We can prove that a vector space $V$ is naturally isomorphic to its double dual $V^{**}$

This is not always true. Consider the infinite dimensional (topological) vector spaces. (Also, "algebraic dual spaces" and "continuous dual spaces" are two different notions.)

but we cannot prove that they are equal, correct?

Yes, if "equal" is in the sense of sets.

If so what's the motivation for making this assertion?

You mean isomorphism between $V$ and $V^{**}$? Answers should be in

Why do we care about dual spaces?

What is the motivation/application of dual spaces and transposes?

Consider a real inner product space $(V, \langle.,.\rangle)$ equipped with a special distinguished inner product, ...

What is the "special distinguished inner product"? A related topic to your third question is called Riesz representation theorem.

Answer 2

A natural isomorphism is a special case of a natural transformation. More precisely, it is a natural transformation with an inverse. This is the correct technical definition. Since natural transformations are morphisms between functors, then a natural isomorphism is really between functors or "constructions" rather than between specific vector spaces or specific sets.

For instance, when $V$ is finite-dimensional the natural isomorphism $V \cong V^{**}$ is really between the identity functor and the double dual functor on the category of finite-dimensional vector spaces.

Saying that $V = V^{**}$ is a convenient "abuse of notation." If we are working in set-theoretic foundations it is not literally true.
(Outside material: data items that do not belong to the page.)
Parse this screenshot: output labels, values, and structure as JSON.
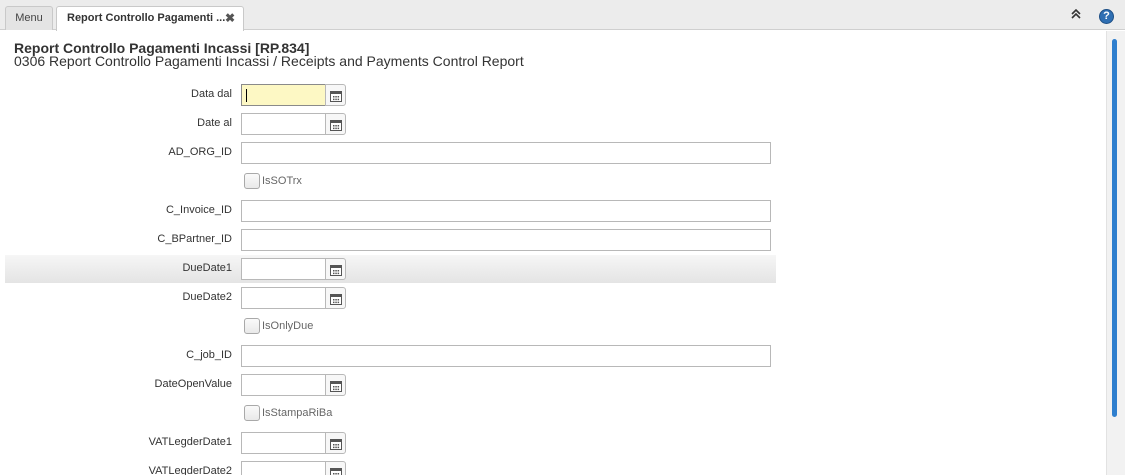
{
  "tabs": {
    "menu_label": "Menu",
    "active_label": "Report Controllo Pagamenti ...",
    "close_symbol": "✖"
  },
  "header": {
    "title": "Report Controllo Pagamenti Incassi [RP.834]",
    "subtitle": "0306 Report Controllo Pagamenti Incassi / Receipts and Payments Control Report"
  },
  "form": {
    "data_dal_label": "Data dal",
    "date_al_label": "Date al",
    "ad_org_id_label": "AD_ORG_ID",
    "issotrx_label": "IsSOTrx",
    "c_invoice_id_label": "C_Invoice_ID",
    "c_bpartner_id_label": "C_BPartner_ID",
    "duedate1_label": "DueDate1",
    "duedate2_label": "DueDate2",
    "isonlydue_label": "IsOnlyDue",
    "c_job_id_label": "C_job_ID",
    "dateopenvalue_label": "DateOpenValue",
    "isstampariba_label": "IsStampaRiBa",
    "vatlegderdate1_label": "VATLegderDate1",
    "vatlegderdate2_label": "VATLegderDate2"
  },
  "icons": {
    "collapse": "double-chevron-up-icon",
    "help": "help-icon",
    "calendar": "calendar-icon"
  },
  "colors": {
    "focused_field": "#fdf8c4",
    "scrollbar": "#2f7fce",
    "help_icon": "#2f6fb3"
  }
}
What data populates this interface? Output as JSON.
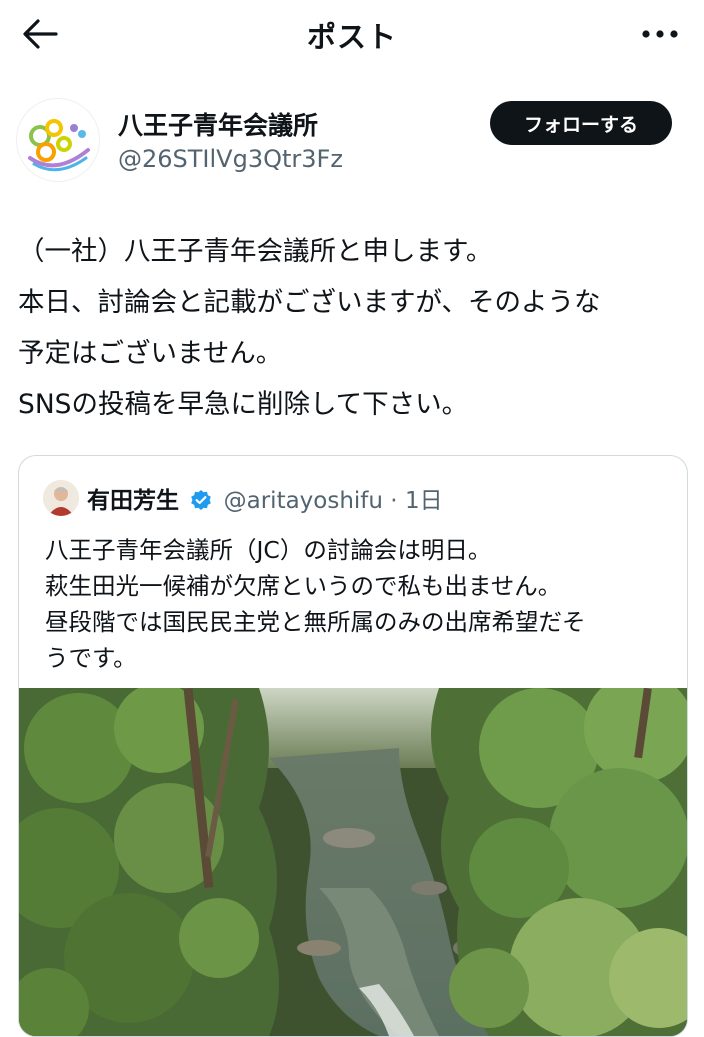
{
  "header": {
    "title": "ポスト"
  },
  "author": {
    "name": "八王子青年会議所",
    "handle": "@26STIlVg3Qtr3Fz",
    "follow_label": "フォローする"
  },
  "post": {
    "lines": [
      "（一社）八王子青年会議所と申します。",
      "本日、討論会と記載がございますが、そのような",
      "予定はございません。",
      "SNSの投稿を早急に削除して下さい。"
    ]
  },
  "quote": {
    "name": "有田芳生",
    "handle": "@aritayoshifu",
    "separator": " · ",
    "time": "1日",
    "lines": [
      "八王子青年会議所（JC）の討論会は明日。",
      "萩生田光一候補が欠席というので私も出ません。",
      "昼段階では国民民主党と無所属のみの出席希望だそ",
      "うです。"
    ],
    "verified_color": "#1d9bf0"
  },
  "icons": {
    "back": "arrow-left-icon",
    "more": "more-horizontal-icon",
    "verified": "verified-badge-icon"
  }
}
Justifying this common and useful abuse of notation is one of the benefits of the univalence axiom in homotopy type theory, which is a new alternative foundation for mathematics.

With regards to the canonical isomorphism $V \cong V^*$ when $V$ is an inner product space, this isomorphism cannot be natural in the usual sense since the identity functor is covariant whereas the duality functor is contravariant.

See this mathoverflow thread for a discussion of naturality which you might find helpful.